北海道の農業は、1経営体当たりの耕地面積が28ヘクタール超え (都府県平均の13倍) という大規模な専業経営を展開し、新品種開発と高付加価値の6次産業化などで、安全・安心な「食」のブランドを築いてきました。

一方で、農業者の高齢化と後継者不足による担い手の育成・確保が課題であるほか、TPP11など国際的な貿易ルールの発効による国際競争力の強化が求められています。

大幅省力化で担い手の負担軽減

北海道農業の将来像のキーワードは「スマート」です。情報通信技術 (ICT)、ロボット技術 (AI) を取り入れた「スマート農業」が注目されています。

北海道開発局では、農地を大区画化する事業を進めていますが、これにより、大型機械が活用できるなど作業を効率化でき、全地球測位システム (GPS) などを利用した自動走行のロボットトラクターなどの農機や農薬散布用のドローンの導入が可能となりました。

気象と作物生育の関係をAIで解析する技術の研究も進められており、これらの情報が生産者に提供されることで、農作物の生育などを予測する高度な農業経営の実現が期待されます。

また、特に水田地帯は、大区画化などと併せて、地下水位制御システムの導入も進めています。このシステムは、用水路と暗渠排水管を接続して地下から用水を供給するもので、直接種をまく直播栽培が可能になり、ほ場の作業時間は従来に比べ約70%も減少、大幅な省力化を実現しています。

また、干ばつ時には畑作物への水分補給が可能になり、生育や収量の改善に貢献します。さらに、地下水位を調節することにより、田畑を交互に活用する複合経営が可能となりました。この水管理も自動化の試験が行われており、短縮された労働時間で他の作物を栽培できるようになりました。

環境に優しい肥培かんがい施設

酪農では、環境に優しい農業という視点で北海道開発局が長年にわたって取り組んできた肥培かんがい施設整備が注目です。
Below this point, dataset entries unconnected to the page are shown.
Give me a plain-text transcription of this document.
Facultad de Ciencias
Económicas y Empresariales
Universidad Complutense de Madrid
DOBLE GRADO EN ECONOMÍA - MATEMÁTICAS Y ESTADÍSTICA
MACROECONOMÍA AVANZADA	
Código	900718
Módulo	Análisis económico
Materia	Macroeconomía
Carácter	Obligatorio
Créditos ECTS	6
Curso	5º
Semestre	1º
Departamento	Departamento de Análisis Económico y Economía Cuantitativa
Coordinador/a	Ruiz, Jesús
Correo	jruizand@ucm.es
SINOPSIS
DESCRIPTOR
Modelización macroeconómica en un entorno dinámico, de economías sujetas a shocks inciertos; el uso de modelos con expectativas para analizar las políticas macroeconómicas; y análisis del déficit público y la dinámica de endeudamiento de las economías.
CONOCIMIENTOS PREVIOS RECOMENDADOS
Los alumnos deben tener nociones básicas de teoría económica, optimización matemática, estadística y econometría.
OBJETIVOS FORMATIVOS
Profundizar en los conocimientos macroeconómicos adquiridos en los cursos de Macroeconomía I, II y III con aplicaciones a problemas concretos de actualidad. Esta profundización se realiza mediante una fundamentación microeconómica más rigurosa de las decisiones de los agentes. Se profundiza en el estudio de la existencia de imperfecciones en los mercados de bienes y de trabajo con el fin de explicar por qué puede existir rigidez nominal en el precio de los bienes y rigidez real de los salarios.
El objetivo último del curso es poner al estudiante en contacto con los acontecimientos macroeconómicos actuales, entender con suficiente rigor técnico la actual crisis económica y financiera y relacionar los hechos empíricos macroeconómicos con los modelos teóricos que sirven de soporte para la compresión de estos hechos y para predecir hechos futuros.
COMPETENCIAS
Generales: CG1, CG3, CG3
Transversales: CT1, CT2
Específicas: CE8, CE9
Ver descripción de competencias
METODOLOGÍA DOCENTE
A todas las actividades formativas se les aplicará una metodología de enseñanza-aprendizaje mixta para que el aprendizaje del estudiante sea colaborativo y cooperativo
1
牛舎から排出される家畜糞尿をかんがい用水で希釈・調整することで良質な肥料 (スラリー) が生成されます。これをほ場に散布することで、牧草の増収や化学肥料の節減が可能となります。まさに資源を循環利用する環境保全型の生産基盤整備です。やっかいものの糞尿を資源として活用するこの事業、北海道発の技術として更なる展開が期待されています。